BMW Group
BMW 3D printed "bionic" robotic gripper
The BMW Group says it produced more than 300,000 parts with 3D printing at its Additive Manufacturing Campus in Germany last year, with a further 100,000 produced across its global production network.
The German automaker has been using additive manufacturing (AM) technologies since the early 90s for everything from concept models to end-use parts, and significantly for the use of production aids.
"The increasing use of additive manufacturing in the BMW Group production system has many benefits," says Jens Ertel, Head of BMW Additive Manufacturing. "For example, we are able to quickly, economically, and flexibly produce our own production aids and handling robots, which we can individually adapt to specific requirements at any time, as well as being able to optimise their weight. Less weight allows higher speeds on the production line, shorter cycle times and reduced costs. Plus, smaller robots can be used in the medium term, which also cuts CO2 emissions and costs."
The company recently shed light on its use of 3D printing for customised, lightweight robotic grippers at its Lightweight Construction and Technology Centre in Landshut, where a particularly large gripper element, used on a press in the production of all CFRP roofs for BMW M GmbH models, can be produced in just 22 hours, and weighs roughly 20% less than a conventional alternative. While the vacuum grippers and clamps for the needle gripper to lift the CFRP raw material are made using selective laser sintering, the large roof shell and bearing structure are manufactured using large scale printing, which uses injection moulding granules and recycled plastics. Compared to the use of primary raw materials, CO2 emissions when manufacturing the gripper are roughly 60% lower.
However, last summer BMW was able to develop an even lighter ‘bionic’ version which employed topology optimisation software Synera (which BMW iVentures has strategically invested in) to produce an optimised bearing structure. The new gripper is a further 25% lighter than its predecessor, meaning the entire process of manufacturing a CFRP roof of the BMW M3 can be performed with just one robot, rather than three.
BMW is also using 3D printed grippers in chassis construction, for example, for dealing with doors at BMW Group Plant Regensburg. But at its parent plant in Munich, the grippers are being used to hold and move the entire floor assembly of a BMW i4. For the floor assembly gripper, 3D printing is used to create a sand casting mould, which is filled with liquid aluminium. The bearer is optimised for weight and maximum load capacity, and weighs just 110 kg - roughly 30% lighter than the previous, conventional model.

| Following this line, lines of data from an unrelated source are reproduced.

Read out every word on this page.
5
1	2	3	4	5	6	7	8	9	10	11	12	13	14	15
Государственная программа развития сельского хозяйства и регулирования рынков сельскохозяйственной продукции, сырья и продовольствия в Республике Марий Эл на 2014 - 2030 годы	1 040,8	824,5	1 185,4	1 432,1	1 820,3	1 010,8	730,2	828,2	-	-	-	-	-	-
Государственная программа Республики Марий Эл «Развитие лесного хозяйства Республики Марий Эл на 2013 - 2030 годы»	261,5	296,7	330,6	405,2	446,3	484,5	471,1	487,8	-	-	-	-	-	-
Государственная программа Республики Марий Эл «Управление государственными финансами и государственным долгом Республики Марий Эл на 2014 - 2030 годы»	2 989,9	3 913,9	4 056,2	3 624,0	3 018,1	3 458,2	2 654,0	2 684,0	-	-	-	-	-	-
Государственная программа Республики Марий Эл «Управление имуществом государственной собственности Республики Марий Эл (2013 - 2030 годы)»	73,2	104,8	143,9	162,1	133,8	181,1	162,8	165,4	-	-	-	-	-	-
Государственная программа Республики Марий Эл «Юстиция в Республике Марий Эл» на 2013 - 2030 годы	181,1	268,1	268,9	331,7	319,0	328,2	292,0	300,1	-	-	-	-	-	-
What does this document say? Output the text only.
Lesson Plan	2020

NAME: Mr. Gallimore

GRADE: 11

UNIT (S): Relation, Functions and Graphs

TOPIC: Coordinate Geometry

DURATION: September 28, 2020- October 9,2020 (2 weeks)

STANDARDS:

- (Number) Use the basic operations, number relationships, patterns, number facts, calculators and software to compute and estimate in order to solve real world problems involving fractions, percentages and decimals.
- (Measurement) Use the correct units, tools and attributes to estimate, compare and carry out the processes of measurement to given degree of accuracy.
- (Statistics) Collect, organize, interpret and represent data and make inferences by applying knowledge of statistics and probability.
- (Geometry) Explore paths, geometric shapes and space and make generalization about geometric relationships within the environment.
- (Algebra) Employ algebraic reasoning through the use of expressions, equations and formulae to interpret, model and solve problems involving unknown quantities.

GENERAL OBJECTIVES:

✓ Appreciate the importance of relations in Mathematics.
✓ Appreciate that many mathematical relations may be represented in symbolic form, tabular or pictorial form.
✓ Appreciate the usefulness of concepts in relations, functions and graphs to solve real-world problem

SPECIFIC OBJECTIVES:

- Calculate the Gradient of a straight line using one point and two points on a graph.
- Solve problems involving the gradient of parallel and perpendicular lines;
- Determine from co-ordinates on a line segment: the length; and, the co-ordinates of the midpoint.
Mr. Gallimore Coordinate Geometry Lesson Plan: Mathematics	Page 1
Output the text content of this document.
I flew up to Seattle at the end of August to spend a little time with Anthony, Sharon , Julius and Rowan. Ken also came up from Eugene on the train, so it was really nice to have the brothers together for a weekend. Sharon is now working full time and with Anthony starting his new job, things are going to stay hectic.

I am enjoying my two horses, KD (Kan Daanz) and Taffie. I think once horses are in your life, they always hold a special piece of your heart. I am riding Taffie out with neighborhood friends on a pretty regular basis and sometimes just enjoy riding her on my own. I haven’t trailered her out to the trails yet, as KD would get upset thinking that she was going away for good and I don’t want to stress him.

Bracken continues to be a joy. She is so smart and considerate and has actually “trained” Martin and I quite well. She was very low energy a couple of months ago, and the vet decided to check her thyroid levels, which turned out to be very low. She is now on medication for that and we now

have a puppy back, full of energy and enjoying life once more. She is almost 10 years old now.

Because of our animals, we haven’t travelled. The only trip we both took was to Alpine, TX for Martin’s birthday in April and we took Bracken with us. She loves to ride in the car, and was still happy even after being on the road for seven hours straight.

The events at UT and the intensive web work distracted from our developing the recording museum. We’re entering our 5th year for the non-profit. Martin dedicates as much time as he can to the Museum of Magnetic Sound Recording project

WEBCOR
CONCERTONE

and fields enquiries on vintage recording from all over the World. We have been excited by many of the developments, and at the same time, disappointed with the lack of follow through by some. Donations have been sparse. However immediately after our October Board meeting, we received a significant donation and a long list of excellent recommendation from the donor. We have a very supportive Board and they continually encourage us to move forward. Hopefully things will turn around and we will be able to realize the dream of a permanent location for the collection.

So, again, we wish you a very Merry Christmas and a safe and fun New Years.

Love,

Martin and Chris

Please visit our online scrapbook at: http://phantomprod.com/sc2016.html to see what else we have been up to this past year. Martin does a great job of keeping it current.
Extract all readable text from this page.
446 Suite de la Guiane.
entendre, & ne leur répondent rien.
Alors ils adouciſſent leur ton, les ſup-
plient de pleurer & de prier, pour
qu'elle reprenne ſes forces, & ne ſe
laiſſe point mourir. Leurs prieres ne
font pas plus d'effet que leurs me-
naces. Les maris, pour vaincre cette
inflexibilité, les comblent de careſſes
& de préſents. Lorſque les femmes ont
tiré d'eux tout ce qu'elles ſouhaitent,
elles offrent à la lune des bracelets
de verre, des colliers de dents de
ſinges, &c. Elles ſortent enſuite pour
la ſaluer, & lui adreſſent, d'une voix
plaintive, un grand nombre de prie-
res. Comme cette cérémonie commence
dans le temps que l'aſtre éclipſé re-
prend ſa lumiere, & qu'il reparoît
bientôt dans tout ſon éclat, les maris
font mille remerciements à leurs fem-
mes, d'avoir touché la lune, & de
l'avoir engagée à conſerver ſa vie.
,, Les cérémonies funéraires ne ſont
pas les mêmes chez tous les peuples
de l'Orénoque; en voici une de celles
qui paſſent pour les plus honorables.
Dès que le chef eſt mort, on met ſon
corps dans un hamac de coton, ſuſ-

Markus Lehmann, Head of Plant Engineering and Robotics at BMW Group Plant Munich commented: "At the Munich plant, we are continuously expanding the use of production aids created through additive manufacturing. When it comes to the field of gripper and handling systems, we use 3D printing to equip our established grippers with individual, printed attachments and are already replacing complete gripper systems with highly-integrated and weight-optimised bearing structures. When handling the full BMW i4 floor assembly, this allowed us to reduce the weight of the complete gripper by 30 percent – 50 kg – and thus to extend the service life of our facilities."
As an early 3D printing adopter (EOS even built its first machine to BMW's specification), BMW has continued to invest heavily in its in-house AM capabilities. Back in 2018, the BMW i8 Roadster featured the first metal 3D printed parts on a commercial vehicle, and its MINI Yours Customised campaign used polymer 3D printing to allow customers to add personalised icons and fascia to their cars. Last year, ExOne revealed how BMW is using its binder jet 3D printers out of its Landshut Light Metal Foundry for Series 3 & Series 4 engine cores, while BMW also hailed the success of a three-year project with various industry partners called POLYLINE, which was set up to automate an AM production line for polymer parts at scale. More recently, the car manufacturer also announced plans to use wire arc additive manufacturing for vehicle production, having already undergone extensive testing with components such as a suspension strut support.